Apart from Kirton’s Notes on the Recordings the book,contains co-producer Glenn Jones’ Your Past Comes Back to Haunt You: The FonotoneRecordings of John Fahey, 1958-1965, which sets the scene for what follows, and his description of Nuts and Bolts of the Set. Italian researcher Claudio Guerrieri contributes The Transillumination of Blind Thomas, a guide to the hand-written labels Bussard attached to the individual hand-cut recordings, which leads into Kirton’s An Orchestra in Miniature: Fahey’s Guitars and His Emerging Techniques, Fahey’s childhood friend R. Anthony Lee’s “The Wolves are Gone Now”: The Early Musical Life of John Fahey, a Byron Coley poem, Douglas Blazek’s 1967 interview with Fahey, published here for the first time and Eddie Dean’s In Memory of Blind Thomas of Old Takoma - John Fahey, 1939-2001 add extra dimensions to what is already a wealth of detail.

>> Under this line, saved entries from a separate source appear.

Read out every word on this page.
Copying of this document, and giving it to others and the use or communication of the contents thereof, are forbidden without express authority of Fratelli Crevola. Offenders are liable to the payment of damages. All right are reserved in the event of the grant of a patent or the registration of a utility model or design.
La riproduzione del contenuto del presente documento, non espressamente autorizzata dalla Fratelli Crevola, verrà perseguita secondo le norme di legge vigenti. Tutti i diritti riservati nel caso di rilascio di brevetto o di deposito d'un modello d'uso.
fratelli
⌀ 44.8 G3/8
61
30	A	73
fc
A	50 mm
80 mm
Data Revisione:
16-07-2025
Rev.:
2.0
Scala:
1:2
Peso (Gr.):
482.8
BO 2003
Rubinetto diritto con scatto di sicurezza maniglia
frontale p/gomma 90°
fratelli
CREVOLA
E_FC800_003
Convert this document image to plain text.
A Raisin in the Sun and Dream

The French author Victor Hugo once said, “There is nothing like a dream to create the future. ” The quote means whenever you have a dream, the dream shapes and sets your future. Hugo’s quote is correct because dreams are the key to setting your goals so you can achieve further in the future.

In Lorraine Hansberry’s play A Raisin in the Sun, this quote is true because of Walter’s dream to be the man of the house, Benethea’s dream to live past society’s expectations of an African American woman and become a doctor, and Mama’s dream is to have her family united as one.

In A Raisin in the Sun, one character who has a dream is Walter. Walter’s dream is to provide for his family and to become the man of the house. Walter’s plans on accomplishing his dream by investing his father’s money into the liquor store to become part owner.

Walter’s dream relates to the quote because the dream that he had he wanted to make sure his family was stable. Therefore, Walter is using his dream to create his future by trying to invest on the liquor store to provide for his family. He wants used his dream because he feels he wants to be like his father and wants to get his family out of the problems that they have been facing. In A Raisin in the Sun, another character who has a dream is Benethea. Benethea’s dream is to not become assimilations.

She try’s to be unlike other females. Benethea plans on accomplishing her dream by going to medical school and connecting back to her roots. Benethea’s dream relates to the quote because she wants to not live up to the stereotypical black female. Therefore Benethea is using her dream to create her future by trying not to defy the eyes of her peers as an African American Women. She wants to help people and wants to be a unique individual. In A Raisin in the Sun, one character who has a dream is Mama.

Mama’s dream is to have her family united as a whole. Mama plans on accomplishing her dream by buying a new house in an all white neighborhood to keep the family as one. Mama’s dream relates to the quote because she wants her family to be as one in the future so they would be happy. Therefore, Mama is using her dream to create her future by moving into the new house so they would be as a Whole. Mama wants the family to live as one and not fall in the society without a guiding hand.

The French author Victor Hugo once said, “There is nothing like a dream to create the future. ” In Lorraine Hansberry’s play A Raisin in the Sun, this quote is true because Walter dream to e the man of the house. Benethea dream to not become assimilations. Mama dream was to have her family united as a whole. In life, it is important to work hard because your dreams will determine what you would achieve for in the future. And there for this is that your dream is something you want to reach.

Blind Thomas, for the uninitiated, was Fahey’s fictional ancient black bluesman alter ego on the sessions, the predecessor to Blind Joe Death who allegedly played a guitar made from a child's coffin and was struck blind and dumb for refusing to learn barre chords.
But, regardless of the packaging (and it’s very impressive packaging) it’s the musical content that counts and while there’s material here that arguably justifies Fahey’s less than favourable assessment of it as a whole it’s a remarkable collection that shows the development of a self-taught guitarist who fused Appalachian string band music, Delta blues, Indian ragas and the hymns sung in his local church into steel-string fingerpicked tone poems.
Running through the set sequentially there are occasions where you’ll be inclined to reach for the fast forward button, particularly when Blind Thomas vocalises and collaborates with a flautist, but persevere and by the final disk a dedicated fan will be in familiar Fahey territory, having had a fair chance to get a sense of the musical terrain along the way.
Transferred from original tapes, with speed correction you’re looking at a remarkable collection that’s a must have for any serious student of finger-picked guitar and every long term Fahey devotee.
The set was released with the support of Joe Bussard and the John Fahey Estate, and dedicated to John’s mother, Jane C. Hayes and musician Jack Rose.